I have been going to the PDAC every year for more than a decade. The geothermal companies are always there promising great riches just over the horizon. Once in a while the companies go under and are restructured. But the next year they are still there doing presentations under different names but using exactly the same pictures, studies, and promotional materials. I guess that the Goggle guys and Obama never got the memo.

 
At 1/23/2012 5:04 PM, Blogger VangelV said...

totally misses the point. information is clutter. knowledge is valuable. turning the former into the latter is where all value resides.

True but that is what is happening. You have kids from Africa learning math by logging on Khan Academy and accessing free homeschooling material issued by churches, charities, and private organizations. The more advanced students can even go to the Yale or MIT e-lectures or tune into Mises University and learn the economics of the real world.

even more totally irrelevant, this comment shows a complete lack of basic understanding of what information/knowledge is and belies preposterous cargo cult thinking.

I agree that much of what was said was fluff. But there are many people out there who are actually very smart and can sort out what is important from what isn't. For them the access to these tools is actually very useful. We have to look beyond the hype and the wishful thinking to see if there are some points being made that actually make some sense.

 
At 1/24/2012 3:37 PM, OpenID Sprewell said...

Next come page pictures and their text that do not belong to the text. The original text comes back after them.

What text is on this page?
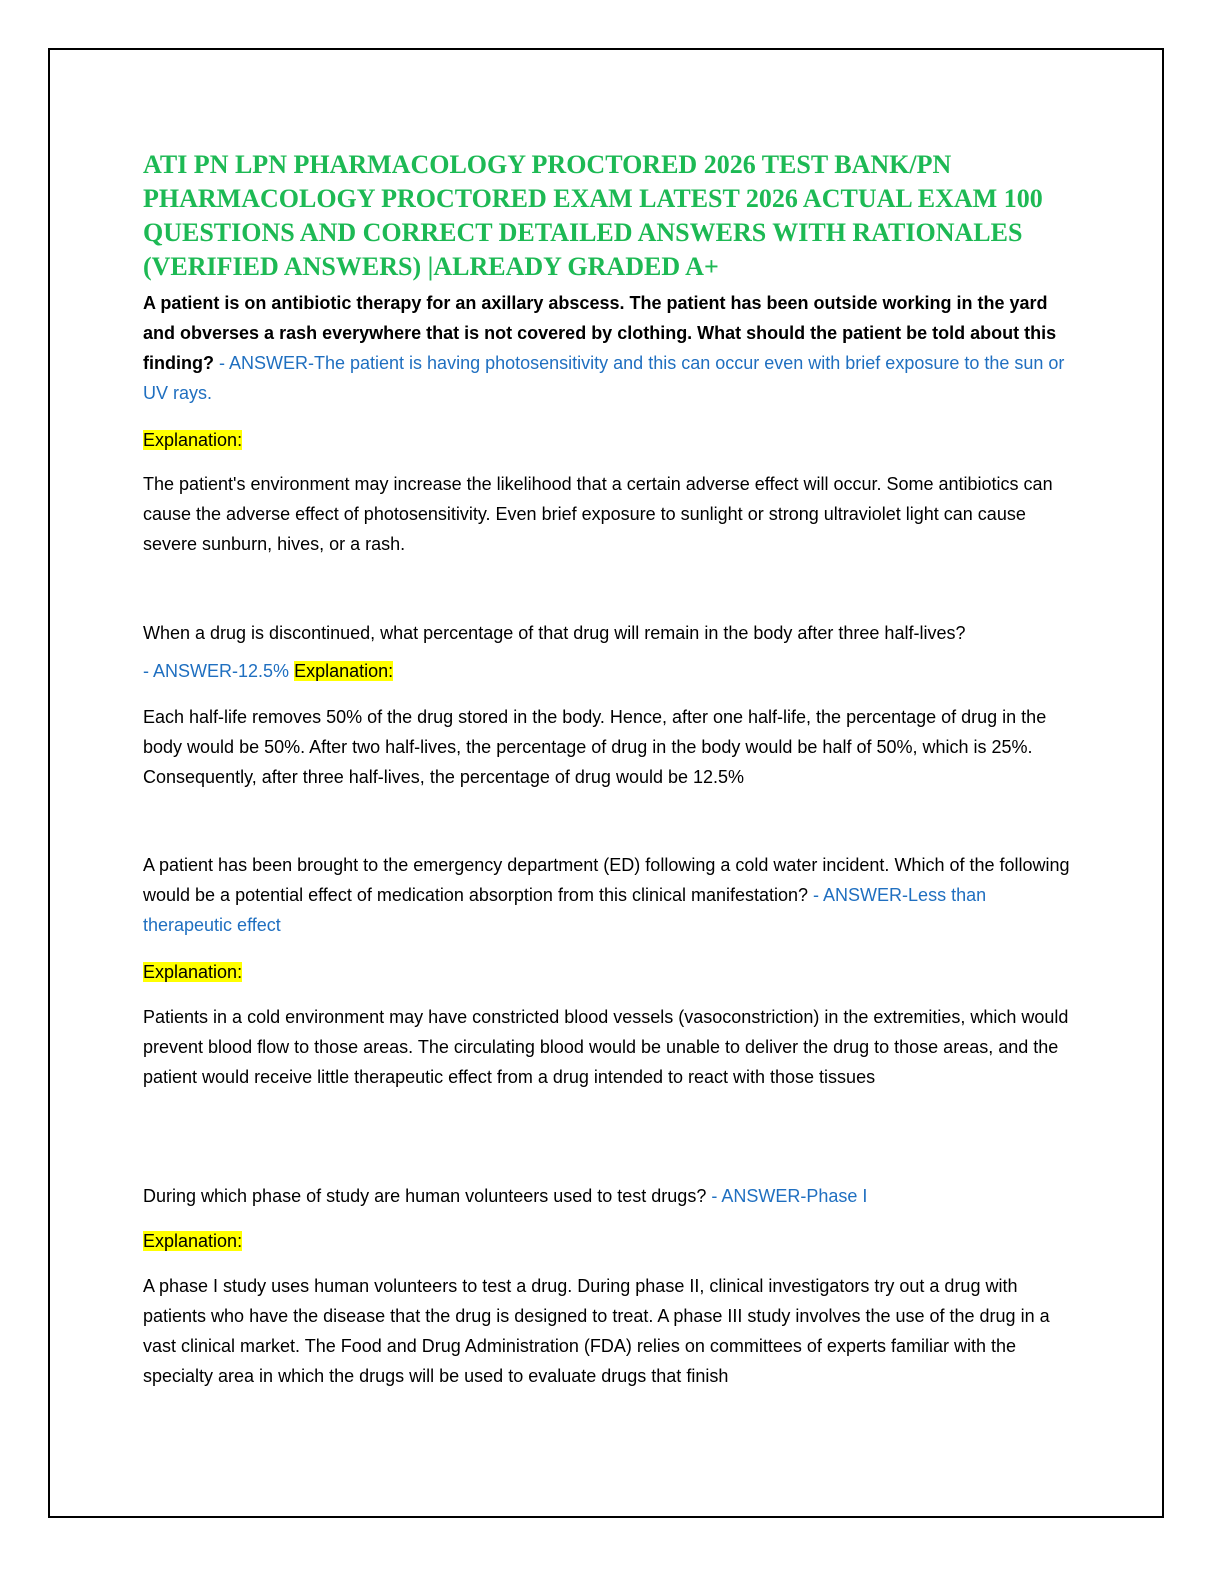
ATI PN LPN PHARMACOLOGY PROCTORED 2026 TEST BANK/PN PHARMACOLOGY PROCTORED EXAM LATEST 2026 ACTUAL EXAM 100 QUESTIONS AND CORRECT DETAILED ANSWERS WITH RATIONALES (VERIFIED ANSWERS) |ALREADY GRADED A+

A patient is on antibiotic therapy for an axillary abscess. The patient has been outside working in the yard and obverses a rash everywhere that is not covered by clothing. What should the patient be told about this finding? - ANSWER-The patient is having photosensitivity and this can occur even with brief exposure to the sun or UV rays.

Explanation:

The patient's environment may increase the likelihood that a certain adverse effect will occur. Some antibiotics can cause the adverse effect of photosensitivity. Even brief exposure to sunlight or strong ultraviolet light can cause severe sunburn, hives, or a rash.

When a drug is discontinued, what percentage of that drug will remain in the body after three half-lives?

- ANSWER-12.5% Explanation:

Each half-life removes 50% of the drug stored in the body. Hence, after one half-life, the percentage of drug in the body would be 50%. After two half-lives, the percentage of drug in the body would be half of 50%, which is 25%. Consequently, after three half-lives, the percentage of drug would be 12.5%

A patient has been brought to the emergency department (ED) following a cold water incident. Which of the following would be a potential effect of medication absorption from this clinical manifestation? - ANSWER-Less than therapeutic effect

Explanation:

Patients in a cold environment may have constricted blood vessels (vasoconstriction) in the extremities, which would prevent blood flow to those areas. The circulating blood would be unable to deliver the drug to those areas, and the patient would receive little therapeutic effect from a drug intended to react with those tissues

During which phase of study are human volunteers used to test drugs? - ANSWER-Phase I

Explanation:

A phase I study uses human volunteers to test a drug. During phase II, clinical investigators try out a drug with patients who have the disease that the drug is designed to treat. A phase III study involves the use of the drug in a vast clinical market. The Food and Drug Administration (FDA) relies on committees of experts familiar with the specialty area in which the drugs will be used to evaluate drugs that finish
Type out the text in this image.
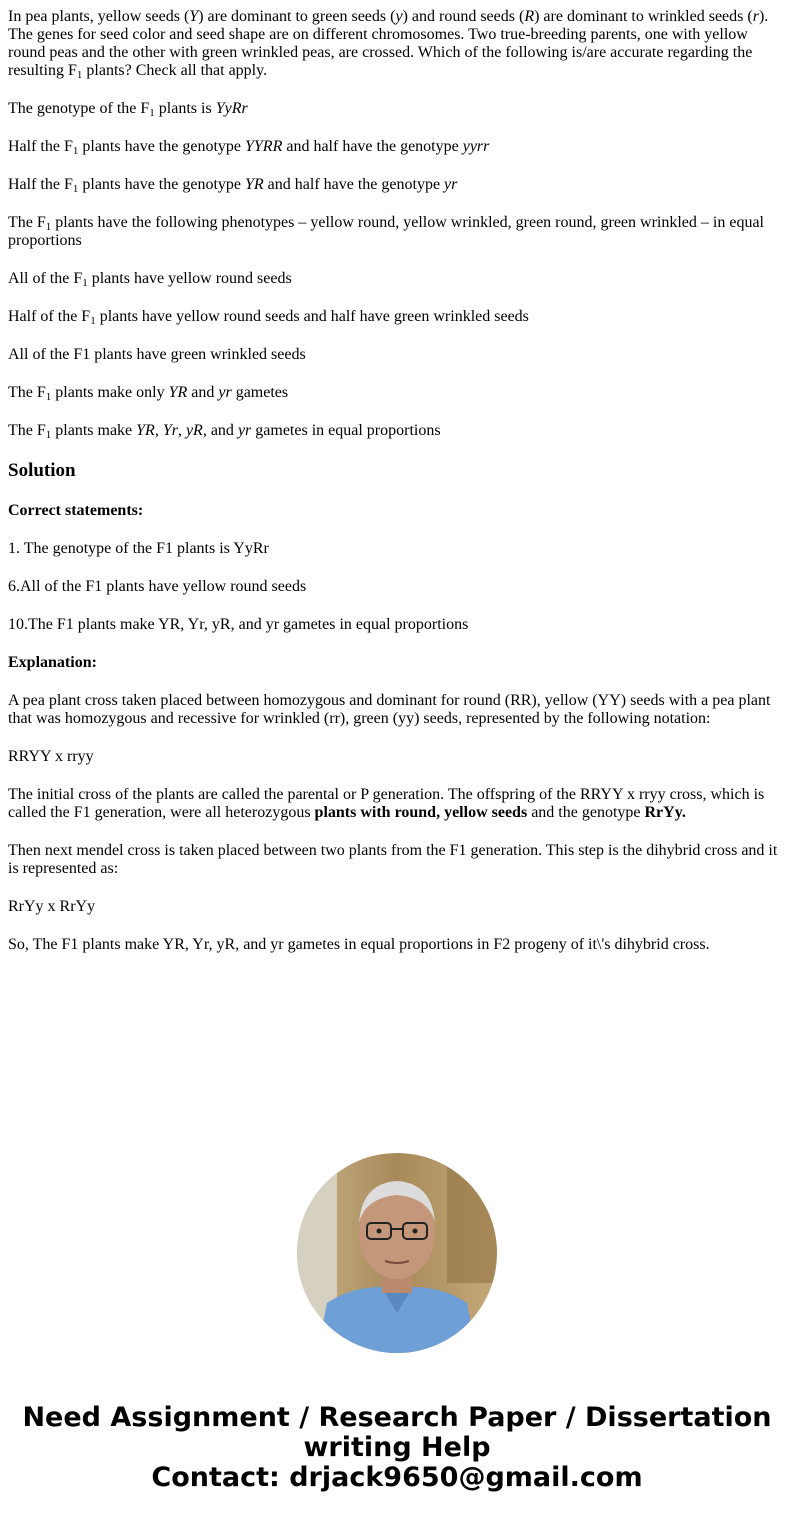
In pea plants, yellow seeds (Y) are dominant to green seeds (y) and round seeds (R) are dominant to wrinkled seeds (r). The genes for seed color and seed shape are on different chromosomes. Two true-breeding parents, one with yellow round peas and the other with green wrinkled peas, are crossed. Which of the following is/are accurate regarding the resulting $F_1$ plants? Check all that apply.

The genotype of the $F_1$ plants is YyRr

Half the $F_1$ plants have the genotype YYRR and half have the genotype yyrr

Half the $F_1$ plants have the genotype YR and half have the genotype yr

The $F_1$ plants have the following phenotypes – yellow round, yellow wrinkled, green round, green wrinkled – in equal proportions

All of the $F_1$ plants have yellow round seeds

Half of the $F_1$ plants have yellow round seeds and half have green wrinkled seeds

All of the F1 plants have green wrinkled seeds

The $F_1$ plants make only YR and yr gametes

The $F_1$ plants make YR, Yr, yR, and yr gametes in equal proportions

Solution

Correct statements:

1. The genotype of the F1 plants is YyRr

6.All of the F1 plants have yellow round seeds

10.The F1 plants make YR, Yr, yR, and yr gametes in equal proportions

Explanation:

A pea plant cross taken placed between homozygous and dominant for round (RR), yellow (YY) seeds with a pea plant that was homozygous and recessive for wrinkled (rr), green (yy) seeds, represented by the following notation:

RRYY x rryy

The initial cross of the plants are called the parental or P generation. The offspring of the RRYY x rryy cross, which is called the F1 generation, were all heterozygous plants with round, yellow seeds and the genotype RrYy.

Then next mendel cross is taken placed between two plants from the F1 generation. This step is the dihybrid cross and it is represented as:

RrYy x RrYy

So, The F1 plants make YR, Yr, yR, and yr gametes in equal proportions in F2 progeny of it\'s dihybrid cross.

Need Assignment / Research Paper / Dissertation
writing Help
Contact: drjack9650@gmail.com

Agreed with a lot of the criticisms of the listed points. I'll note that the real use of something like internet access on your cellphone in the middle of nowhere is that it spreads market prices everywhere. For example, farmers in India use internet access to find out the real market prices for their vegetables in the big cities, so they don't get screwed over by the suppliers who deliver their goods to market. These farmers have little use for all the other information out there, and probably can't afford internet time to read very much of it, but such focused and highly useful information is now available to them where it affects them the most, the bottom line. :)

 
At 1/24/2012 3:47 PM, Blogger Larry G said...

this sounds interesting:

Orange to Bring Free Wikipedia Access to Cell Users in Africa and Middle East

 
At 1/25/2012 9:56 AM, Blogger Zachriel said...

Sprewell: For example, farmers in India use internet access to find out the real market prices for their vegetables in the big cities, so they don't get screwed over by the suppliers who deliver their goods to market.

Very good point. More people have realtime access to important information such as market prices, and oh, soccer scores.